UEBA is a cybersecurity technology that uses a combination of machine learning, behavioural modelling and statistical analyses to identify when user or machine patterns deviate from established behaviour, indicating a real security threat. This article will look at three major barriers to effective security for modern businesses and explain how UEBA technology can be used to help remove them.

The need for context 

One of the biggest issues with many conventional security tools such as firewalls and anti-malware is that they operate in silos. As a result, when alerts are raised, they lack the context, visibility and data from other tools within a security programme that would help an analyst understand the incident in more detail.

For example, if an anti-malware alert is raised from a source IP address, or malware name or URL, without answers to key questions such as ‘Who was using the asset at the time of infection?’, ‘What host had the IP address at the time of infection?’ and ‘What other systems are affected?’, containing the incident can be extremely difficult.

UEBA can help to provide this missing context by supplementing the alert with both environmental and situational information.

  • Environmental: This may include information such as whether the user at the time was an IT admin or high-privileged user, or if they are the actual owner of the asset in question.
  • Situational: By creating user session timelines, UEBA can not only provide answers to the critical who, what and when questions, but also to questions such as ‘Has this happened before?’ and ‘Is it normal?’, which can be incredibly useful when investigating a specific incident.

Too much data – a double-edged sword

In a modern data environment, security information and event management deployments regularly gather more than 1TB of data a day, or more than 100,000 events per second. Most of this data is high-volume, but low-value. Nevertheless, analyst teams often have no way to manually review this amount of data or the alerts that result from it, meaning that key information is regularly missed.

Being machine-based, UEBA thrives on this level of data. The higher the volume, the more data points can be analysed, resulting in a more granular picture of what’s really going on. In order to make use of high data volumes, nearly all UEBA vendors use big-data architecture such as Hadoop and MongoDB, horizontally scalable so that processing and storage can be added as needed.

Cybersecurity skills shortage 

The global shortage of skilled security personnel is a well-documented and troubling issue. Nine out of 10 respondents to CyberEdge’s recent research indicated a shortage of IT security talent at their organisations at the time of asking.

Furthermore, a recent State of the SOC study among IT professionals found that just under half (45pc) believe their security operations centre (SOC) is understaffed. Of those, nearly two-thirds (63pc) think they could use anywhere from an additional two to 10 employees.

While UEBA can’t replace skilled IT security professionals, it can greatly amplify the output of existing team members. The ability to analyse incoming data more efficiently greatly reduces false positives, while the provision of environmental and situational context to alerts can significantly speed up investigations.
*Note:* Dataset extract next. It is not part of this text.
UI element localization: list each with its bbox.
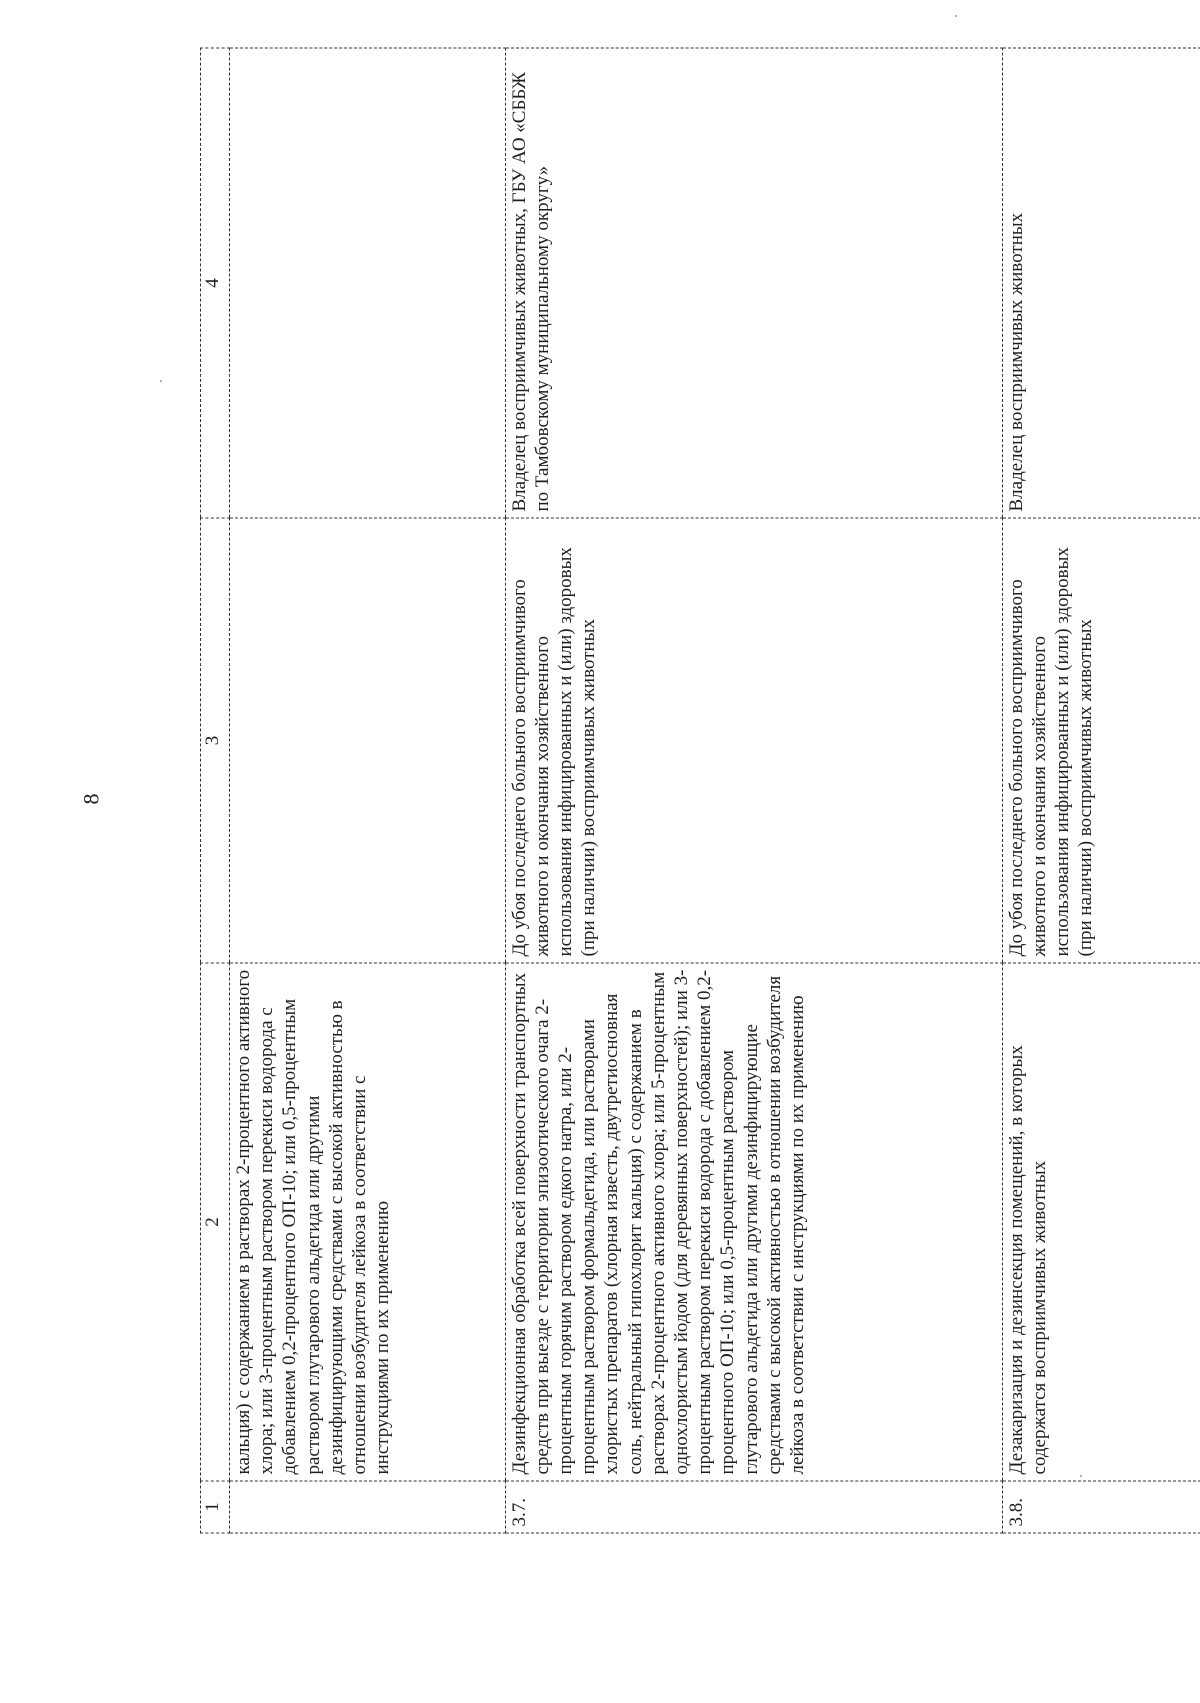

Queries that previously took hours can be answered in seconds. Not only that, but alerts can be prioritised more accurately based on the perceived threat posed, meaning the team is spending its time on the right things.

The global cyber-threat landscape is growing and evolving all the time. Fortunately, so are the technology solutions available to help combat this. In the past, organisations often went for quantity over quality when compiling security programmes, but a large number of disparate systems rarely makes for an effective solution and often causes more problems than it solves.

UEBA not only helps to break down many of the legacy barriers that organisations find themselves with, it can also help alleviate issues that they have less control over, such as the global IT security skills shortage. As a result, its popularity has skyrocketed as more and more organisations realise it is the key they have been searching for.